Subject: Re: fs transcoding, was Re: Unicode support in iso9660.
To: None <tech-kern@NetBSD.org>
From: Ian Lance Taylor <ian@wasabisystems.com>
List: tech-kern
Date: 11/23/2004 12:49:01
der Mouse <mouse@Rodents.Montreal.QC.CA> writes:
> > I just checked SUSv3. It says nothing particularly useful.
>
> > "For a filename to be portable across implementations conforming to
> > IEEE Std 1003.1-2001, it shall consist only of the portable filename
> > character set as defined in Portable Filename Character Set.
>
> That's very interesting information. But it makes me ask, does the SUS
> specify any particular encoding scheme for converting those characters
> into addressing units, or is the encoding left unspecified?
Not really. There is this description of the Portable Character Set
(the Portable Filename Character Set is a subset of this):
"IEEE Std 1003.1-2001 places only the following requirements on the
encoded values of the characters in the portable character set:
* If the encoded values associated with each member of the
portable character set are not invariant across all locales
supported by the implementation, if an application accesses any
pair of locales where the character encodings differ, or
accesses data from an application running in a locale which has
different encodings from the application's current locale, the
results are unspecified.
* The encoded values associated with the digits 0 to 9 shall be
such that the value of each character after 0 shall be one
greater than the value of the previous character.

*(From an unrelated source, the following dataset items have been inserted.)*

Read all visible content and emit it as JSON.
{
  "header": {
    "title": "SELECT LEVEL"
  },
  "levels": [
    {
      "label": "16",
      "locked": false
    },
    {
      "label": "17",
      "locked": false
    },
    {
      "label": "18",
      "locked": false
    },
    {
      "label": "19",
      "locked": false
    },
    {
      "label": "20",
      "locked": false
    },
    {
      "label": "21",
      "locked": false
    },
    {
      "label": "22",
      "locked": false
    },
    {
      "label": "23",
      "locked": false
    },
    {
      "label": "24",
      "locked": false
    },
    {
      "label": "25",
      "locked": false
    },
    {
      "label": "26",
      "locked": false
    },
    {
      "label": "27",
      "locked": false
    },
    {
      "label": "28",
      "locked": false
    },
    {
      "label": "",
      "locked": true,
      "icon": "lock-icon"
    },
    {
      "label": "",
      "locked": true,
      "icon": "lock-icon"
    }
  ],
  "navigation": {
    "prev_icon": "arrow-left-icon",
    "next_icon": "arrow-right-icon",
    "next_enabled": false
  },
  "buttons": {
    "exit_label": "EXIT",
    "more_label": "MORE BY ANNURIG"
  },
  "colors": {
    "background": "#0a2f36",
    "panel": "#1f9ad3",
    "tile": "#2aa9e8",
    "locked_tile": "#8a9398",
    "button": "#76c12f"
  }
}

* A null character, NUL, which has all bits set to zero, shall be
in the set of characters.
* The encoded values associated with the members of the portable
character set are each represented in a single byte. Moreover,
if the value is stored in an object of C-language type char, it
is guaranteed to be positive (except the NUL, which is always
zero)."
Also, I found this in the rationale:
"At the present time, the primary responsibility for truncating
filenames containing multi-byte characters must reside with the
application. Some industry groups involved in internationalization
believe that in the future the responsibility must reside with the
kernel. For the moment, a clearer understanding of the implications
of making the kernel responsible for truncation of multi-byte
filenames is needed.
Character-level truncation was not adopted because there is no
support in POSIX.1 that advises how the kernel distinguishes between
single and multi-byte characters. Until that time, it must be
incumbent upon application writers to determine where multi-byte
characters must be truncated."
Ian